Some theologians argue that if contraception is wrong in itself, couples who engage in the sexual act outside marriage, when they use contraceptives are in fact adding a new wrong to their already wrong act of extra-marital sex.

Another debated issue is whether married couples could use condoms if one partner is infected with the HIV virus. Cardinals and other ecclesiastical authorities have defended condom use by married couples to prevent transmission of HIV. Examples of these are Carlo Cardinal Martini, Cardinal Javier Lozano Barragán, former president of the Pontifical Council for Health Care Workers, Cardinal Danneels of Belgium and George Cottier, O.P., former theologian to John Paul II.

The opposite opinion is also held that such acts would not be true marital acts, since they would prevent the act from being fully a sexual marital act because it precisely prevents its consummation.

Recently, in the book-interview “Light of the World”, the Pope made some comments regarding the seemingly responsible use of condoms by male prostitutes. The Press understood this as an exception to the normal policy of the church against condoms and a possible change of vision in the church’s doctrine on contraception. The Press has spread this message far and wide, without much clarity.

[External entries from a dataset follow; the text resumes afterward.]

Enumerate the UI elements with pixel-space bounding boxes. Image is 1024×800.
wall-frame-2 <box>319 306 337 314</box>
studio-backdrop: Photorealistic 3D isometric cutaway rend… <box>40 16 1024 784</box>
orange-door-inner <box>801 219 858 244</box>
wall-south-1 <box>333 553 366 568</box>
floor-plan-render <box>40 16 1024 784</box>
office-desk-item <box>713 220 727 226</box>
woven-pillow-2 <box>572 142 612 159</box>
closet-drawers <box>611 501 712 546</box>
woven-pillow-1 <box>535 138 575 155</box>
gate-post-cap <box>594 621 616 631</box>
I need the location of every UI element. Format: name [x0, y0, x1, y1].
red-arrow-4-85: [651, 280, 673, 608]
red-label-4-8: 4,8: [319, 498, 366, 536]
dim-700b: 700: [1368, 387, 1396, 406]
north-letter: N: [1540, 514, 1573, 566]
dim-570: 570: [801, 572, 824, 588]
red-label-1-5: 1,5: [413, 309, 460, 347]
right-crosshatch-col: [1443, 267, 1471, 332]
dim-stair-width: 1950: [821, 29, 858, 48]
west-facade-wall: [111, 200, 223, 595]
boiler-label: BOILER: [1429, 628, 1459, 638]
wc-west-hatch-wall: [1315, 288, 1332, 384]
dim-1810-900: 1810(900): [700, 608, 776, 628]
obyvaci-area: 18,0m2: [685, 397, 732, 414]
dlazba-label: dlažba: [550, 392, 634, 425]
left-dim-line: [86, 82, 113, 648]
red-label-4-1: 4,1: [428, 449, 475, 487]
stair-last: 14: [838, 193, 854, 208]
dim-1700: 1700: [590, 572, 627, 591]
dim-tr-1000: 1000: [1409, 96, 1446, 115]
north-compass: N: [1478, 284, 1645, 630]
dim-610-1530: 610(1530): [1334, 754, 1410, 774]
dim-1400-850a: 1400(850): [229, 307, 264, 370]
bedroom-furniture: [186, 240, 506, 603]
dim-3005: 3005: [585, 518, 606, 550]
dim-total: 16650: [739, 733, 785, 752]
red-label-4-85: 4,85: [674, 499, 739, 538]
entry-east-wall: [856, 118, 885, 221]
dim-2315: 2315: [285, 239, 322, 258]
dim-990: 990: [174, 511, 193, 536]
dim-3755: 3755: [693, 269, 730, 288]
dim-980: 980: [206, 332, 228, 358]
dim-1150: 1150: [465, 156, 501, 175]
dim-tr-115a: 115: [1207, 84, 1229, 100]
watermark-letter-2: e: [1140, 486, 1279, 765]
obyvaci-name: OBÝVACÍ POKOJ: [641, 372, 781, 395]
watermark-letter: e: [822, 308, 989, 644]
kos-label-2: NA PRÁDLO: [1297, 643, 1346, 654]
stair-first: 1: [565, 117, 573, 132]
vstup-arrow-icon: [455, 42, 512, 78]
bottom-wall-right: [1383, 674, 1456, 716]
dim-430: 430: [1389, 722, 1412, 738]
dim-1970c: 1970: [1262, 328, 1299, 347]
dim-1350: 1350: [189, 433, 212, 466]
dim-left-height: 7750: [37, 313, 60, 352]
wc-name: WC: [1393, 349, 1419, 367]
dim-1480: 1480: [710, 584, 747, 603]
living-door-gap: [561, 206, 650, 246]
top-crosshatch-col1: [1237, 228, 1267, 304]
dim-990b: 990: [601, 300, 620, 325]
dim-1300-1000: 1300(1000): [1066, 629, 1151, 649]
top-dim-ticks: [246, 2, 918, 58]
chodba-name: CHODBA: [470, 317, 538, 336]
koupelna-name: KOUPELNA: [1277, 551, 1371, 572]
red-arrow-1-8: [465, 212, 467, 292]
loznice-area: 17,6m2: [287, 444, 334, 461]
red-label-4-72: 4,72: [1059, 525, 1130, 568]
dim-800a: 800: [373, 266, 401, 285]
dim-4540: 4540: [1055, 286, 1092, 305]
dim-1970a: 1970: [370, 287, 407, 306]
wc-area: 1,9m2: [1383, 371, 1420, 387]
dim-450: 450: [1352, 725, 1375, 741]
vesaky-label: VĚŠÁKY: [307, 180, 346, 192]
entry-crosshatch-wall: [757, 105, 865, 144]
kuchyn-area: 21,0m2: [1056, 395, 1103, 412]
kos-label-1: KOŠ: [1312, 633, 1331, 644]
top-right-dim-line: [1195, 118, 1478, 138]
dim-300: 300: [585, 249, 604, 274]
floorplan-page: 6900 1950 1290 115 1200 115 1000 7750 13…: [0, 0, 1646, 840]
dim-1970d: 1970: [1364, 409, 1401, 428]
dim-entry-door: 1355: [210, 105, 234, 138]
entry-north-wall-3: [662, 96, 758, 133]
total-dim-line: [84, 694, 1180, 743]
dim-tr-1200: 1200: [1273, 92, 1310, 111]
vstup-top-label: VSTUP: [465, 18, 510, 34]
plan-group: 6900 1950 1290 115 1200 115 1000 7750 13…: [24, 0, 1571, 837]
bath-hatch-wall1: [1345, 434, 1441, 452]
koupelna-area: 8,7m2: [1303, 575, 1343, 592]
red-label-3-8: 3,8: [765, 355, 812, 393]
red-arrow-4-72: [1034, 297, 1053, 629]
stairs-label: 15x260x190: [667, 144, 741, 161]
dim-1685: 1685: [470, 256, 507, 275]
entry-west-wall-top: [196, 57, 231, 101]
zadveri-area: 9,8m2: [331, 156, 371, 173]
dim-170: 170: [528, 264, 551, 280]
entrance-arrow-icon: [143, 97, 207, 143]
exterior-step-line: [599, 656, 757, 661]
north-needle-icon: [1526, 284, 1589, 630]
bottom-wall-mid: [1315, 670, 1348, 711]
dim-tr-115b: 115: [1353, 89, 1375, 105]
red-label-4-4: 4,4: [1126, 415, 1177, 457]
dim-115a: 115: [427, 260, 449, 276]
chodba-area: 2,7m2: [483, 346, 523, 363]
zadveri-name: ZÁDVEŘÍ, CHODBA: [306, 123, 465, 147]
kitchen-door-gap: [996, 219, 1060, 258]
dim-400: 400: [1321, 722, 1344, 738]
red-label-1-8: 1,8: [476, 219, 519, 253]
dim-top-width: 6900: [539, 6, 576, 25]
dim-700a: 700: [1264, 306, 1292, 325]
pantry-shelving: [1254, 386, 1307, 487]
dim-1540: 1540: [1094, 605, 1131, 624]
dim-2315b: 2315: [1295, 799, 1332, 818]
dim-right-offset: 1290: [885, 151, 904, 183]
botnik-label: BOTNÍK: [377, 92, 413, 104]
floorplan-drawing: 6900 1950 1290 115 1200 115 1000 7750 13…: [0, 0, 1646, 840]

The statement of Benedict XVI commenting on the special case of “male prostitutes” is not one more opinion on either side, but a deeper statement. He sees in the undeniably good intention of the prostitute a “movement towards the good” even within the wrongness of the act. The statement of the Pope goes beyond the individualistic morality of the case per se towards a more holistic approach.

Conclusion
I am deeply grateful to all of you for your care of the young and their moral and spiritual development as well as their intellectual and physical growth. My prayers accompany all your efforts.

Let us have the courage of our convictions and bring true education and values into sexuality and all other subjects and aspects of school life.